摘要

We present a design technique for (near) subthreshold operation that achieves ultra low energy dissipation at throughputs of up to 100 MB/s suitable for digital consumer electronic applications. Our approach employs i) architecture-level parallelism to compensate throughput degradation, ii) a configurable V(T) balancer to mitigate the V(T) mismatch of nMOS and pMOS transistors operating in sub/near threshold, and iii) a fingered-structured parallel transistor that exploits V(T) mismatch to improve current drivability. Additionally, we describe the selection procedure of the standard cells and how they were modified for higher reliability in the subthreshold regime. All these concepts are demonstrated using SubJPEG, a 1.4 x 1.4 mm(2) 65 nm CMOS standard-V(T) multi-standard JPEG co-processor. Measurement results of the discrete cosine transform (DCT) and quantization processing engines, operating in the subthreshold regime, show an energy dissipation of only 0.75 pJ per cycle with a supply voltage of 0.4 V at 2.5 MHz.
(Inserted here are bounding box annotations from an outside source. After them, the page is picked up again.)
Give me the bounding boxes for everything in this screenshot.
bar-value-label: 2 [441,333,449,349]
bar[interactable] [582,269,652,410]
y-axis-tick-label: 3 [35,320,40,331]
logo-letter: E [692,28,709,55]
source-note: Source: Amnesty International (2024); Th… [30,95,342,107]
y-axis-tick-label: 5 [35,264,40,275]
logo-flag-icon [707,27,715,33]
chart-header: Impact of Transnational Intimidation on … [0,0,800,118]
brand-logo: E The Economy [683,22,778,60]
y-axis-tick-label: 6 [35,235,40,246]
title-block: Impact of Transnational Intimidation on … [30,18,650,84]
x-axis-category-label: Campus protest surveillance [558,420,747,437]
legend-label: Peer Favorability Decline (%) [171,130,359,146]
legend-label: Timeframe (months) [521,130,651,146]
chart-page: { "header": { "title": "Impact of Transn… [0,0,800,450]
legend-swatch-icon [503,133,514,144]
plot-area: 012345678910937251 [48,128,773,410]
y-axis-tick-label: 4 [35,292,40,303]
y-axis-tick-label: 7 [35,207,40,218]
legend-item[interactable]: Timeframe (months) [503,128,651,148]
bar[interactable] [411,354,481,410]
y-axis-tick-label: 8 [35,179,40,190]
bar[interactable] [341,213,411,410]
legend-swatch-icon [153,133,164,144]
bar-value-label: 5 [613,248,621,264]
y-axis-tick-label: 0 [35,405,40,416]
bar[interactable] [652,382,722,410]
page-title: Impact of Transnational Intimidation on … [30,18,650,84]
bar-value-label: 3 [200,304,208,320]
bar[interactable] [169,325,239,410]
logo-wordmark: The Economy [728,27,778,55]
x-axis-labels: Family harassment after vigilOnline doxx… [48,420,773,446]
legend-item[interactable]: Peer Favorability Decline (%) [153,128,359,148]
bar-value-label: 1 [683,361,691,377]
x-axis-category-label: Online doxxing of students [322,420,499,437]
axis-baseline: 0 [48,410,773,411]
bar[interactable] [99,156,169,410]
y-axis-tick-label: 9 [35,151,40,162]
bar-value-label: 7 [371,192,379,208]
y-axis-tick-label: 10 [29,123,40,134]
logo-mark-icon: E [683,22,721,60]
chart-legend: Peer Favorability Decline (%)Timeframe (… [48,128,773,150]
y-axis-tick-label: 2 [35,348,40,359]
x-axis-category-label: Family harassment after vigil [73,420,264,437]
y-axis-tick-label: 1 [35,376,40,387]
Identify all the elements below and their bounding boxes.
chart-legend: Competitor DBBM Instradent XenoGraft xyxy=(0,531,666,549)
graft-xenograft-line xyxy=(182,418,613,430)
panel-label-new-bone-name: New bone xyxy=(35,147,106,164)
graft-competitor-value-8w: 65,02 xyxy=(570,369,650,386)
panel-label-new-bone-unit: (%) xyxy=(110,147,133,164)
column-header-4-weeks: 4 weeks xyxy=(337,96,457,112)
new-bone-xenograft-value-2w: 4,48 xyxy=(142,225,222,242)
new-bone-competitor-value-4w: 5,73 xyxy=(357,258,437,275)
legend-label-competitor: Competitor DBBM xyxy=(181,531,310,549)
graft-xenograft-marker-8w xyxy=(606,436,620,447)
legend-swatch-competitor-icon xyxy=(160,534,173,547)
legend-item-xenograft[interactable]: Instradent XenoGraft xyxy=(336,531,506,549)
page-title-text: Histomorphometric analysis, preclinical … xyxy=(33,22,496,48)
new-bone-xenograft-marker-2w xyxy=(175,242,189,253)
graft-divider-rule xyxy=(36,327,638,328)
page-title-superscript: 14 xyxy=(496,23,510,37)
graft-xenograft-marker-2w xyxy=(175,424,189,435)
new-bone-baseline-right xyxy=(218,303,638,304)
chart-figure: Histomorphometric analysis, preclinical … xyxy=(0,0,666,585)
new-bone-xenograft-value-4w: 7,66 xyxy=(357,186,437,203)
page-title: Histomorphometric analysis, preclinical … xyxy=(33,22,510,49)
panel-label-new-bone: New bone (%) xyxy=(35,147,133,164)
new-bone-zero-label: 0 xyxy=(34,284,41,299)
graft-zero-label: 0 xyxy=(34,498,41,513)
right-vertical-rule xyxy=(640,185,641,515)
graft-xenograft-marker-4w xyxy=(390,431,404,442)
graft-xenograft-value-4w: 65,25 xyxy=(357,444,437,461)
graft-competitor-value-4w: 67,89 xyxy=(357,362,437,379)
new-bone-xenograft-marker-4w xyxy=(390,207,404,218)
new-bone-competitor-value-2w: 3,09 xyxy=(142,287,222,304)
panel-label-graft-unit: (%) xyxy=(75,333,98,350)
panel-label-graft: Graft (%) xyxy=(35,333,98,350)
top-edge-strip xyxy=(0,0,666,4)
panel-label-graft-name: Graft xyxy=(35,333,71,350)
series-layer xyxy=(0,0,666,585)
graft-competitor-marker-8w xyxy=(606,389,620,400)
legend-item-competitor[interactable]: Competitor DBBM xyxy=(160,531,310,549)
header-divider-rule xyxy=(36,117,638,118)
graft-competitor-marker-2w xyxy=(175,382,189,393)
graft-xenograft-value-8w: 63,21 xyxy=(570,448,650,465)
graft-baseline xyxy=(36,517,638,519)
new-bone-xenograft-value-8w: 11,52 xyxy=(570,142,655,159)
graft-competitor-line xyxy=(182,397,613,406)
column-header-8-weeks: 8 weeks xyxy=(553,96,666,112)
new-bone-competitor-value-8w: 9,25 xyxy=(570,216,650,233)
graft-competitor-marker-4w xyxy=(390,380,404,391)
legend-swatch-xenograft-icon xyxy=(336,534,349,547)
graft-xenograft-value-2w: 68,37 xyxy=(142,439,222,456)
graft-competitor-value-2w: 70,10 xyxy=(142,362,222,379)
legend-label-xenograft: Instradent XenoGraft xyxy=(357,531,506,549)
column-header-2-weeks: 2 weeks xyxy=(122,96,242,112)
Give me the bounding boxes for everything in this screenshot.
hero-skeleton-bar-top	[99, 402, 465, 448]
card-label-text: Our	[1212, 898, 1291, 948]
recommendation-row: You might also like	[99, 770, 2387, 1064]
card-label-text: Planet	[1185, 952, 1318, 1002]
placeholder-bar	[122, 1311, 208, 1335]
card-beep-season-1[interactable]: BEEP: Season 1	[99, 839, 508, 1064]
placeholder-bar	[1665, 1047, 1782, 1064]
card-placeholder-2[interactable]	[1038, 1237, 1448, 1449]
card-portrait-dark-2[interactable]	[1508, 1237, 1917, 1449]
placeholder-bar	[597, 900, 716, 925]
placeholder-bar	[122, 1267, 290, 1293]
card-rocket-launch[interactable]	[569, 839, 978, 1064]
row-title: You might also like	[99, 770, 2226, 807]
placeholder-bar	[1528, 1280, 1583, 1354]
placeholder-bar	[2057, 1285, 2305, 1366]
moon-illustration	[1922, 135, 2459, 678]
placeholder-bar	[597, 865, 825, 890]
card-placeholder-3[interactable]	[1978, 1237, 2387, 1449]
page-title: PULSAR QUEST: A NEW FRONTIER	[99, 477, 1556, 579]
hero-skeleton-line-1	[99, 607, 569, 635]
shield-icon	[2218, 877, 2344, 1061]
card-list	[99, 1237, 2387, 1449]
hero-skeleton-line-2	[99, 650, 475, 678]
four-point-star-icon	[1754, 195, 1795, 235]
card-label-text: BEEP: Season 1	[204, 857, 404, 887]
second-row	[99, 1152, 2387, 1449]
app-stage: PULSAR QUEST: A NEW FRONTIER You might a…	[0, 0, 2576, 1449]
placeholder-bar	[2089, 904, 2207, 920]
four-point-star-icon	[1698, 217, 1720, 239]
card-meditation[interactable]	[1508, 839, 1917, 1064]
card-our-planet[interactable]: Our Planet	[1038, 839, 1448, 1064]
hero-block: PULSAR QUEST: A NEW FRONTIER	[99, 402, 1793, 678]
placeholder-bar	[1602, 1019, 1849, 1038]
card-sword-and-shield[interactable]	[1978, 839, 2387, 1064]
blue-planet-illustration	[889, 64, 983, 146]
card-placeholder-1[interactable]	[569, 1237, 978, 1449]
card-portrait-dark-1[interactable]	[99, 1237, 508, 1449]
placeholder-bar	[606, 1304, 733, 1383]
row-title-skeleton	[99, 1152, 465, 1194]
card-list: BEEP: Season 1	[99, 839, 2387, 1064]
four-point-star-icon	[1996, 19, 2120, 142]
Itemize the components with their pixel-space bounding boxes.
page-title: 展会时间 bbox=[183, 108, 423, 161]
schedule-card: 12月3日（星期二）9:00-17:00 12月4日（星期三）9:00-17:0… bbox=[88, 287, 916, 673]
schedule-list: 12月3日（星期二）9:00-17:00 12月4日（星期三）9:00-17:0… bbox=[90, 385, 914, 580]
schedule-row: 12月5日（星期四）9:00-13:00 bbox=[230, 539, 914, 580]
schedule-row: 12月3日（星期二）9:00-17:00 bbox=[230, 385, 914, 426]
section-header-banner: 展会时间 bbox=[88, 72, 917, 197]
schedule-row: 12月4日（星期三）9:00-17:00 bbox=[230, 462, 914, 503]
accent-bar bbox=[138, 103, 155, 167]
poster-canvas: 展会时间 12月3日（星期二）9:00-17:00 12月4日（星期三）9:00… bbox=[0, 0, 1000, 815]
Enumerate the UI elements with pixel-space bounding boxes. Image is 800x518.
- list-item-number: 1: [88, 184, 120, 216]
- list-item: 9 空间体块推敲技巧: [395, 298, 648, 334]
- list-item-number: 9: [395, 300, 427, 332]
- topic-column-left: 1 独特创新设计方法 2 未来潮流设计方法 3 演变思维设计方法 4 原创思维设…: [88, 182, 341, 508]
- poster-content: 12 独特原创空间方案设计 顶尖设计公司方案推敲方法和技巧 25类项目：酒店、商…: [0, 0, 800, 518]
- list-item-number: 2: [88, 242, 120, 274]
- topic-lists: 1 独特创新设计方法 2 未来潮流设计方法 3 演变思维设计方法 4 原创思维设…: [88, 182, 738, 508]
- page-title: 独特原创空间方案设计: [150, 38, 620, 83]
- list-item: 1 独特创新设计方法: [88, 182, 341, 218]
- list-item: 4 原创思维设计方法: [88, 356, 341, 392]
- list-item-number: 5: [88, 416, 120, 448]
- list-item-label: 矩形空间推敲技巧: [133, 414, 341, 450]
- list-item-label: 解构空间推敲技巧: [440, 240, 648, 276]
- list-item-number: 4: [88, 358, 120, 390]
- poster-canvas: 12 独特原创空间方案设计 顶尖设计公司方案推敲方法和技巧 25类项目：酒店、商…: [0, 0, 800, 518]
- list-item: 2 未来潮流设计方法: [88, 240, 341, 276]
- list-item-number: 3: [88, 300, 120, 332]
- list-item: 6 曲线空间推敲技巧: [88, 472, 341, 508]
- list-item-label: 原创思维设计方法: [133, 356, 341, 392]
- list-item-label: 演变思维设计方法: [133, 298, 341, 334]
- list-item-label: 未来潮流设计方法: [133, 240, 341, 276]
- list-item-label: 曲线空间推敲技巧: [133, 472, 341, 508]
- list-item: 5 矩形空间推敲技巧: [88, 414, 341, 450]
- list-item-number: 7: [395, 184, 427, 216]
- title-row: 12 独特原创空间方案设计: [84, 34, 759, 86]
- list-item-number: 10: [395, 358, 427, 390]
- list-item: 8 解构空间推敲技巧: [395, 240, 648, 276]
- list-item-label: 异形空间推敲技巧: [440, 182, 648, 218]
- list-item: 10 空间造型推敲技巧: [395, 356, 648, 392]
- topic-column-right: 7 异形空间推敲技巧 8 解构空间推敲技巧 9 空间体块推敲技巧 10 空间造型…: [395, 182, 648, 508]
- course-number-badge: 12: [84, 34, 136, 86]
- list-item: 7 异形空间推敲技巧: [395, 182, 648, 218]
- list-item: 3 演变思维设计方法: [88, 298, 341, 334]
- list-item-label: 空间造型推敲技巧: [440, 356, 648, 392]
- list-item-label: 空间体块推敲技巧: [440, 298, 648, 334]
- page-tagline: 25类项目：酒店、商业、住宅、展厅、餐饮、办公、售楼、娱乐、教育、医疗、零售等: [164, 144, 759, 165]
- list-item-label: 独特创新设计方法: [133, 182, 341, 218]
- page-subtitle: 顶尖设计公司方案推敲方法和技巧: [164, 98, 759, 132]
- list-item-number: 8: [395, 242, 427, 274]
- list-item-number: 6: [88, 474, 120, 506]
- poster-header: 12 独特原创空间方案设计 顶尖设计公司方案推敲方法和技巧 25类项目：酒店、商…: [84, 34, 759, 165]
This leads to 8.3 x energy reduction when compared to using a 1.2 V nominal supply. In the near-threshold regime the energy dissipation is 1.0 pJ per cycle with a 0.45 V supply voltage at 4.5 MHz. The system throughput can meet 15 fps 640 x 480 pixel VGA standard. Our methodology is largely applicable to designing other sound/graphic and streaming processors.